But there are a few points that have been bugging me and I MUST clarify....
1. The issue isn't that Deen used 'the n-word' once, thirty years ago, or even that she used it once three years ago. All of these allegations came out in a legal deposition pertaining to harassment charges against her. One of the legal definitions of harassment is that the employer created a hostile working environment for the discriminated-against person, such as consistently using offensive racial and/or sexual slurs.
2. It does seem clear that Deen did mention she wanted a 'Southern, plantation-style wedding' with an all-black staff. And that indicates more than a simple 'recent slip of the tongue.' And that there are allegations of systematic and consistent racist language on a daily basis at her restaurant and other businesses, not just a smattering of accidental bad language.
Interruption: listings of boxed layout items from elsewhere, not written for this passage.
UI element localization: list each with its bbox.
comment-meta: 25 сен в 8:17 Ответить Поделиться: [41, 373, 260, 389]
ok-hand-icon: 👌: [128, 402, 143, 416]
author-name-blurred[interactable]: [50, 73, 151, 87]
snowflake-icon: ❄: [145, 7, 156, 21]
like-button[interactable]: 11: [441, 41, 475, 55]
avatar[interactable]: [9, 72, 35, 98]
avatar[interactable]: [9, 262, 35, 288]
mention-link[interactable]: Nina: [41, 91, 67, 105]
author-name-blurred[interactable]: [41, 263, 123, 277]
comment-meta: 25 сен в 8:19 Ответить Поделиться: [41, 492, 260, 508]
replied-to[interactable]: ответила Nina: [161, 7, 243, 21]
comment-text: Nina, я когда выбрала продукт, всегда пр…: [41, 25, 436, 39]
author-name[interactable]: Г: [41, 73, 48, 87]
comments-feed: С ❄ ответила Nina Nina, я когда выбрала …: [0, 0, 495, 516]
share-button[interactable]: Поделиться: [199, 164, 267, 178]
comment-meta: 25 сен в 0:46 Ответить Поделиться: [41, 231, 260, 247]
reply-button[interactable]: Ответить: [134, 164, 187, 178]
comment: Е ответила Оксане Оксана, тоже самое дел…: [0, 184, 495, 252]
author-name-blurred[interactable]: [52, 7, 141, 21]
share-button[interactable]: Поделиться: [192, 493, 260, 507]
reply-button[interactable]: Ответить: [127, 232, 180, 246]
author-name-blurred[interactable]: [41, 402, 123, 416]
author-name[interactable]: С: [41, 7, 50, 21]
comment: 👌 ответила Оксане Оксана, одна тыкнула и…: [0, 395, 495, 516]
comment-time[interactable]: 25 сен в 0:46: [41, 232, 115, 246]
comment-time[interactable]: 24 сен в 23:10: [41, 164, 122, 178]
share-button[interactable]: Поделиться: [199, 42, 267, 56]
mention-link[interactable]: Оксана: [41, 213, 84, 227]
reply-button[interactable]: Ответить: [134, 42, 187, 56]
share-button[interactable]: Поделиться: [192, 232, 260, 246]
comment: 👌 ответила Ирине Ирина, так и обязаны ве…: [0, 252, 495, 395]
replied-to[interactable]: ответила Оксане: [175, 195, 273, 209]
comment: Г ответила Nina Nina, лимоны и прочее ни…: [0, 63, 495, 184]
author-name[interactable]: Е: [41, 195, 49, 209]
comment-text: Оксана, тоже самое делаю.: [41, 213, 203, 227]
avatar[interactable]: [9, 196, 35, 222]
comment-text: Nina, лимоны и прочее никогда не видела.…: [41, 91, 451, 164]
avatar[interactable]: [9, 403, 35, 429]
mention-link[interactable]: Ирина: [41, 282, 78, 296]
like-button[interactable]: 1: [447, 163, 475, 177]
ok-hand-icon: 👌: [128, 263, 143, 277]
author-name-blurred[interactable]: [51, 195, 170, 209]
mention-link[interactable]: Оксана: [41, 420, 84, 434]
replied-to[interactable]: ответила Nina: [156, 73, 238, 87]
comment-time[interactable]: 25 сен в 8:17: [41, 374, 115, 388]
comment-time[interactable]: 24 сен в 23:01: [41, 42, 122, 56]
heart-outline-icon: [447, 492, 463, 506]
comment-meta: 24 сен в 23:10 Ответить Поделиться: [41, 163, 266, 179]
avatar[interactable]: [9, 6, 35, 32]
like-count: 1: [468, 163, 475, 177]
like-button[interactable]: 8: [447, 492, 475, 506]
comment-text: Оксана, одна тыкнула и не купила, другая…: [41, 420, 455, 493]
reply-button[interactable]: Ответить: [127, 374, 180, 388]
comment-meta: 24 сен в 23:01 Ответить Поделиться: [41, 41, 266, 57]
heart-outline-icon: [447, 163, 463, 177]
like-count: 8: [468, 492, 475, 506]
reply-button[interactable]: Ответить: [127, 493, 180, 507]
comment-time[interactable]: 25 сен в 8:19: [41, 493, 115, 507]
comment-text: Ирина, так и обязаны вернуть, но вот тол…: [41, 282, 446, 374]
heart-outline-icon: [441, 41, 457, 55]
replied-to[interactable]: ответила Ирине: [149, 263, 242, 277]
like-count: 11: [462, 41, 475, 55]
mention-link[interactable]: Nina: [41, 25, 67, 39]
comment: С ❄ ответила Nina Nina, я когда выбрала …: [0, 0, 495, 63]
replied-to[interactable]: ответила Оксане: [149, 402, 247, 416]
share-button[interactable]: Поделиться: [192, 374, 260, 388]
It certainly isn't true that 'all white women of Deen's generation are racists from the South.' That seems pretty offensive to Southern women who ARE NOT and also belies the fact that there are plenty of equally racist Northern women today who just happen to be racist about different types of groups they see as the servant class (don't even get me started on what I have overheard some people say about the women they hire to clean their houses and the men who mow their laws). No one gets a 'free pass' as far as I am concerned for deep and systematic discrimination: being from the South doesn't make you racist but nor does it free you from the standards of common humanity and decency.
Like most precocious junior high girls, I breezed through Gone With the Wind, picking it up because I heard it was a dirty book and then staying with it because of the opening chapter's description of Scarlett O'Hara as a heroine with no imagination who was cruel and callous, dark-haired and a survivor.
Most of my books featured very imaginative intelligent girls like Harriet the Spy and Ramona Quimby or bookish romantic heroines with inner beauty like Jane Eyre. Cathy from Wuthering Heights was as close as you could get to a heroine who was Byronic and 'mad, bad, and dangerous to know' but she dies halfway through the book and Heathcliff is the real hero.
In contrast, Scarlett is a total bitch and the center of her own universe, the type of girl who would never talk to me in real life. She made mistakes, but she'd be far better off in today's world than I am. So she fascinated me, even as the obvious racism of the book was repellent.
It made me feel better years later to realize that as simple as the book is there is so much more complicated racial ideology behind the surface that Margaret Mitchell probably didn't intend but unconsciously slipped in...like the fact that despite being technically white, Scarlett and Rhett Butler embody so many 'black' stereotypes, such as Rhett's swarthy complexion, sexuality, and dismissive view of the Southern cause and gentility....and if the annoying cinematic stereotype so many African-American actresses are forced to embody is that of a 'sassy black woman,' I would argue that is EXACTLY what Scarlett O'Hara is...sassy, mouthy, uncomplicated and earthy.
In contrast the truly 'lily white' characters in the book are Ashley and Melanie and significantly they are weak, passive, and ultimately death-driven and non-generative, in contrast to the sturdy Scarlett and her ability to give birth easily and without pain and kick ass while surviving the burning of Atlanta.
Perhaps that is why some African-American woman like the book, despite themselves. I love this quote from an essay published on NPR: "Scarlett O'Hara, founding mother of the Me Generation. Frankly, my dear, I found her unabashed self-interest delicious. My own mother, though, was mystified. Why would her child, who would eventually sport a two-foot wide Afro, be so interested in a plantation belle?" Through literary slight-of-hand Scarlett allows the reader to have the strength of an African-American woman, in other words, with white Southern privilege.
Still, despite the positive characteristics of Scarlett, we as a society still seem very blind to how much racism bubbles beneath the surface of the idealization of the antebellum South, and despite Barack Obama's election, I still sometimes see 'stars and bars' on bumper stickers in my area and shudder. Hell, the Dukes of Hazard was a popular TV show when I was a kid in the 1970s, if I remember correctly.
No matter how much I coveted the apple green dress wrapped around Scarlett's 17-inch waist, I knew what all of that cotton was made from: pain.
But in some sense, I guess we are hypocritical as a society to react with horror to Deen: the race issues bubbling beneath her manufactured persona were always there, we just didn't want to admit to them...so much of our battles about things like food have a racial subtext and Paula's pride in deep-frying everything that moves, putting an extra half-stick of butter in everything, and using processed food galore to create her 'cuisine' smacked of a hatred of Northern elitism, kale, and judgement of her region for its past.
Yes, all of us have said things we might regret on a personal level and we are all reflections of our very imperfect history.
But ultimately, racial and sexual harassment within an organization, just like history and a great Civil War, doesn't happen by accident--it takes callousness and a considerable effort of will to maintain and the individual responsible for that organization can't shrug it off.
Frankly, my dear, from what I have heard about working in restaurant kitchens, pretty much all of them involve some form of chest-thumping and ass-grabbing, but at minimum this should not be condoned by management. They say a fish rots from the head down...and in this case the 'head' of the fish was batter-fried in butter and yes, I do give a damn if what was said, was said.